Generally speaking, the ‘take-a-number’ system is designed to bring order to waiting lines and ensure customers don’t have to stand for long periods. While this is behind the new queue management system at Nicosia general hospital’s pharmacy, it has got off to a shaky start.
One man told the Sunday Mail he has been visiting the pharmacy every two months to get medicine since 2013, but last week he had the worst experience ever – by far.
“It usually took 10 minutes, 15 to 20 minutes at worst with everybody standing in a queue. There are four or five pharmacists, one is for the staff and in-patients, the others are for the rest of us,” 63-year-old Christos Pavlou said.

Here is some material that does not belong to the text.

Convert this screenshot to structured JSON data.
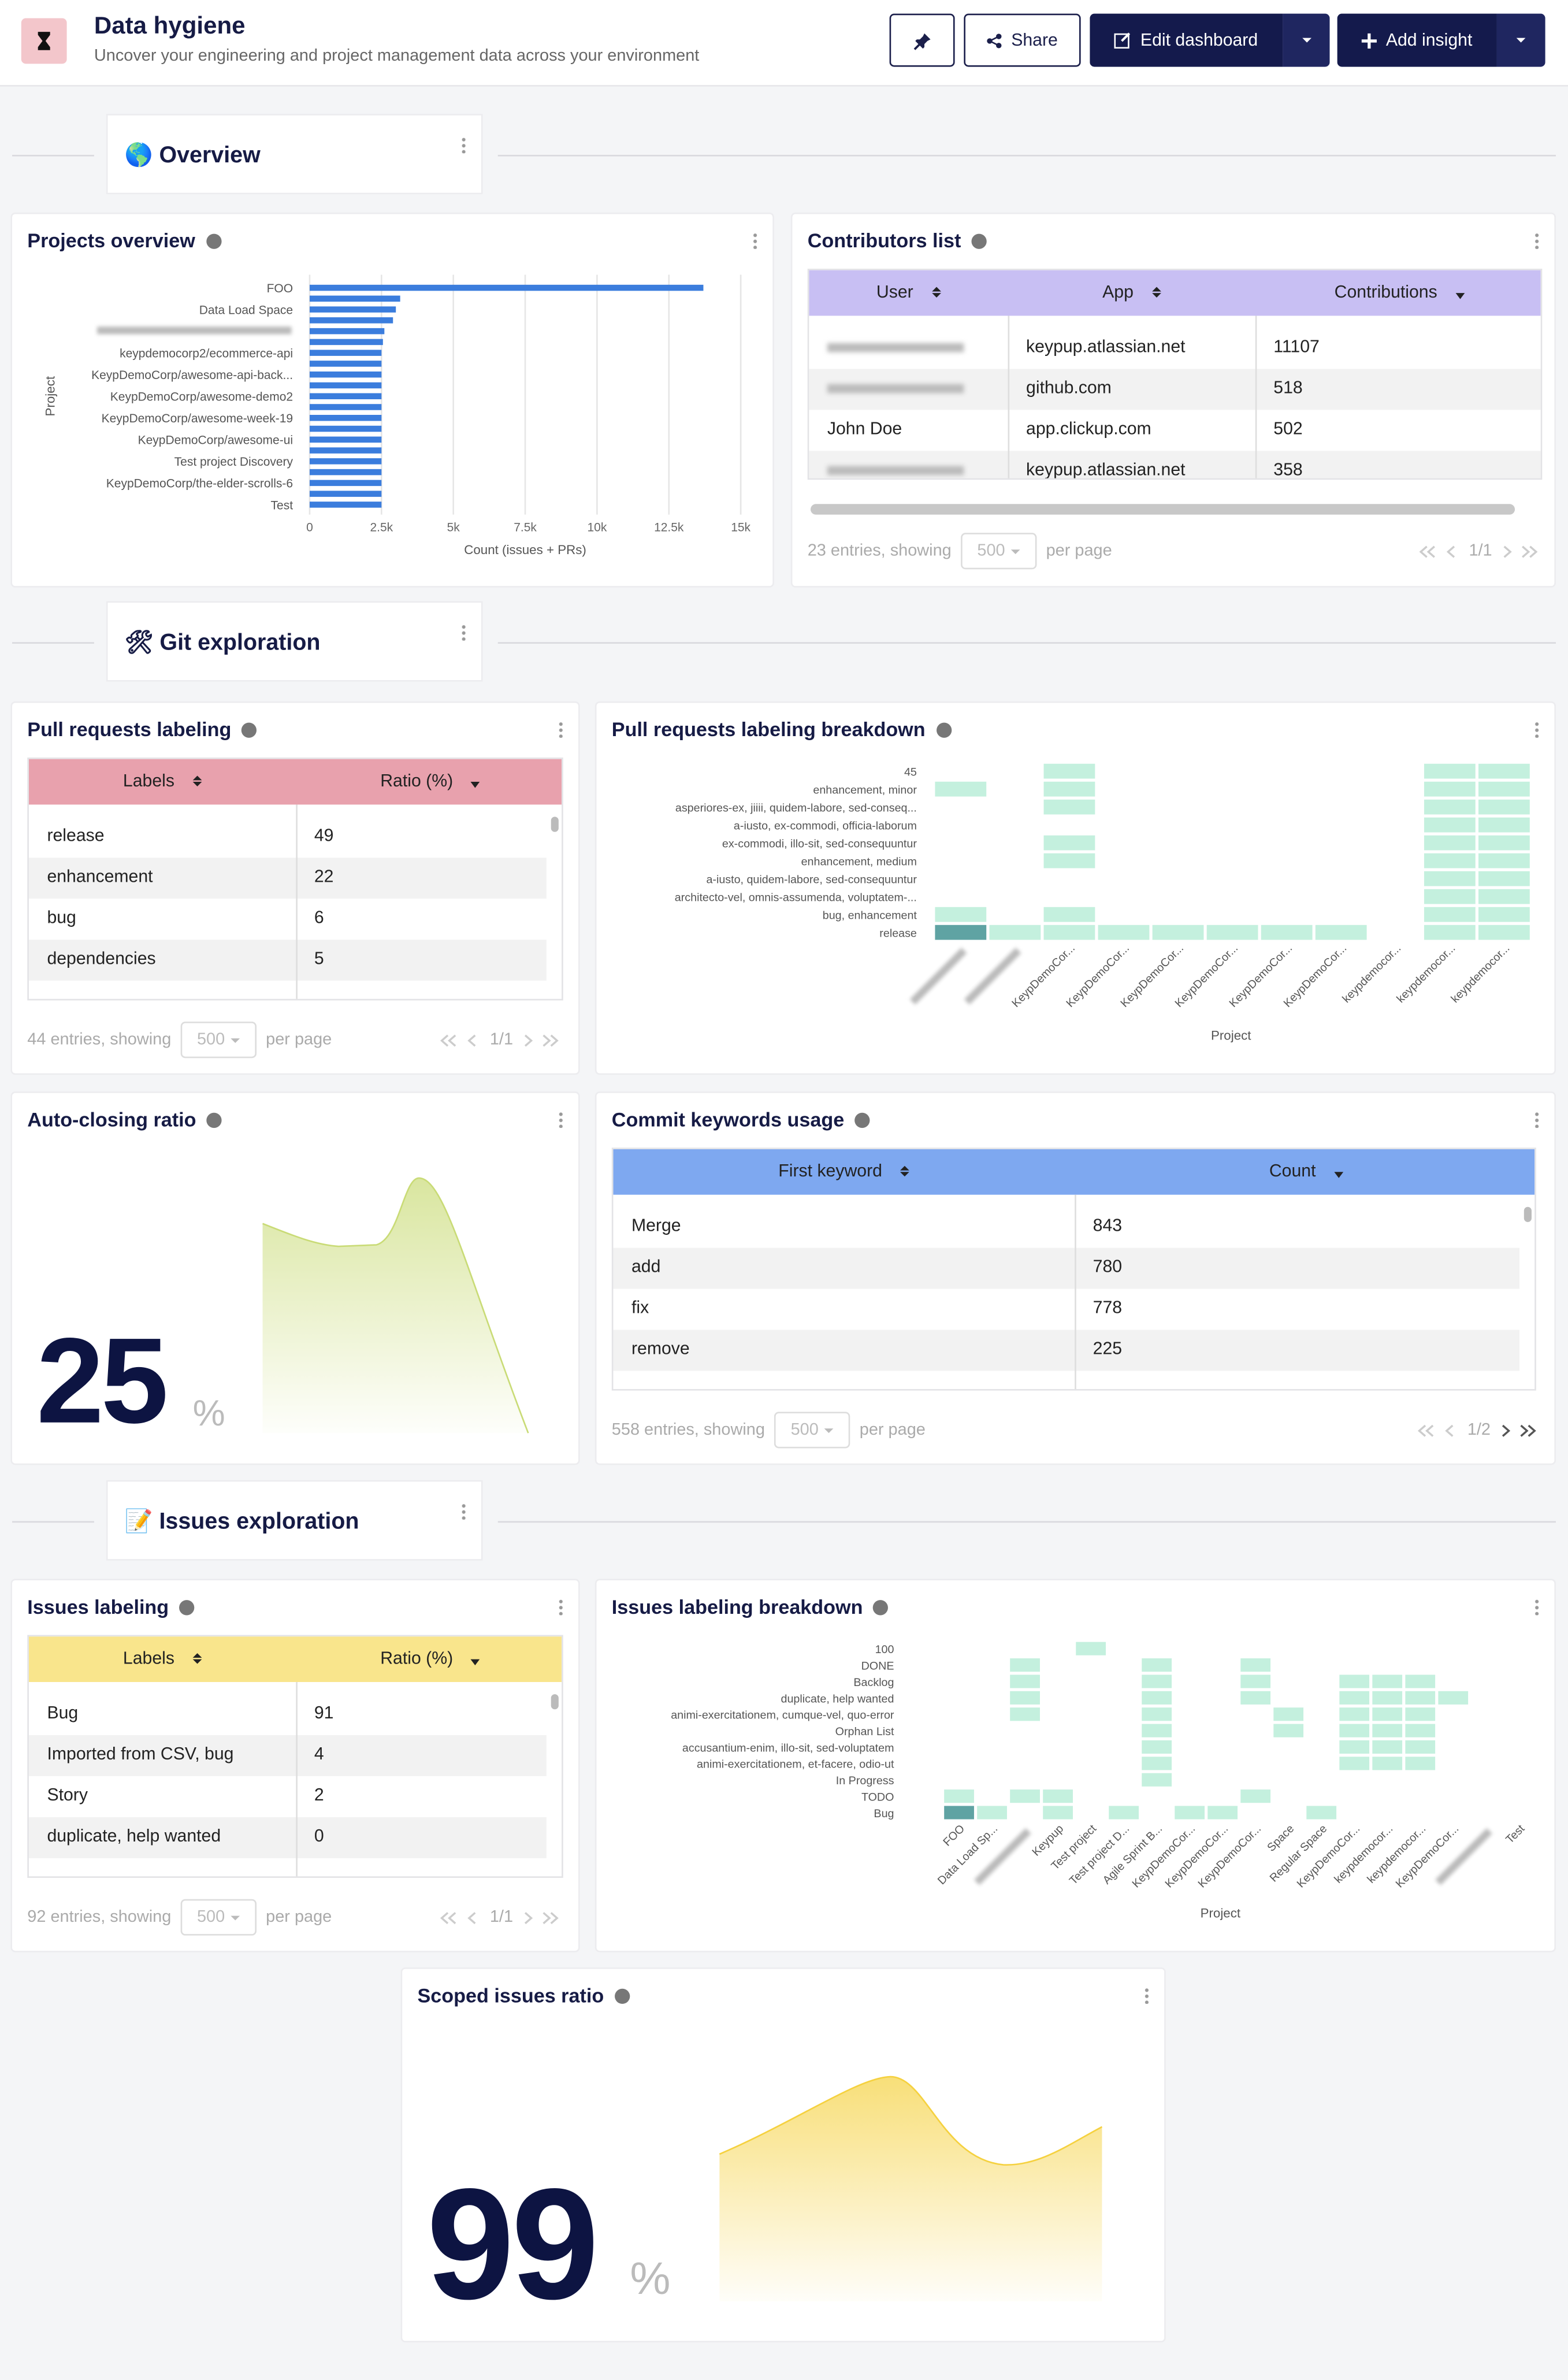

“When I came in this time, there was only one person standing but a lot of people sitting, so I thought ‘great, this will be quick’.”
However, it was far from a short wait. When his turn came, the pharmacist asked him for a number, and only then did it dawn on him that there was a new system where you had to get a numbered ticket and wait your turn.
“You couldn’t know, there was nobody to tell you, no signs…”
Yes, there were a lot of people sitting, but this was usual for the time of the day, as it was the same area where people wait for blood tests early in the morning so the change was not obvious, Pavlou explained.
He later observed there were a lot of others who hadn’t known about the new system and had to be told by someone about it – if someone bothered, as there was no supervisor around.
When he finally took his ticket, he saw he had to wait for 55 people to be served before it was his turn. The display was at number 80 and his number was 135.
This gave him plenty of time to observe. He saw some customers taking more than one ticket, one as many as ten – obviously, he believes, to share them with others who then did not have to wait but just appeared later on when it suited them. Also, instead of sitting and waiting, most of them took a number and left.
At the same time, others were coming whose number had flashed up long before. They then said they had been to see their doctor or were not feeling well, among other explanations – or excuses.
It took two hours for Pavlou to get his medication.
Another patient, Kyriaki Georgiadou, regularly comes in with her teenage son to get drugs. If anything, her experience was worse.
“It is hugely different from the past,” was her first comment.
“The previous time I had to wait for a long time, so this time I got my ticket first and then went with my son to the doctor for his appointment, and when we got back there were still 50 numbers before me.”
The numbers were also ticking through very slowly. In short, after his appointment with the doctor, the son walked across the road to the mall, had a meal at a fast food restaurant, walked back bringing his mother food, and she sat down and ate it, all before it was finally her turn. Total waiting time? Three hours.
“Yes, it was more chaotic before, with people trying to jump the queue, but I would rather stand for 20 minutes than have three hours of calm,” she commented.
Staff of the hospital don’t see it this way. The person in charge of the pharmacists who was clearly upset to be asked about the situation said: “before they were standing, now they are sitting, and they are still complaining”.
Asked what was causing the long queues, she commented: “there are always ‘Mafiosos’ and those who cheat.”
But another issue is the increasing number of customers ahead of the introduction of Gesy in June. People are stockpiling medication because the costs of prescriptions will rise. At present medication costs 50 cents for each drug, regardless of quantity prescribed. After June that will rise to one euro for each item.
Even so, the new system should be working she said.
“They are supposed to wait and not go away and come back,” she added.
The question remains: are these just teething problems for a new system, or should people get used to it and bring food, drinks and whatever else it takes to make a long wait slightly more comfortable?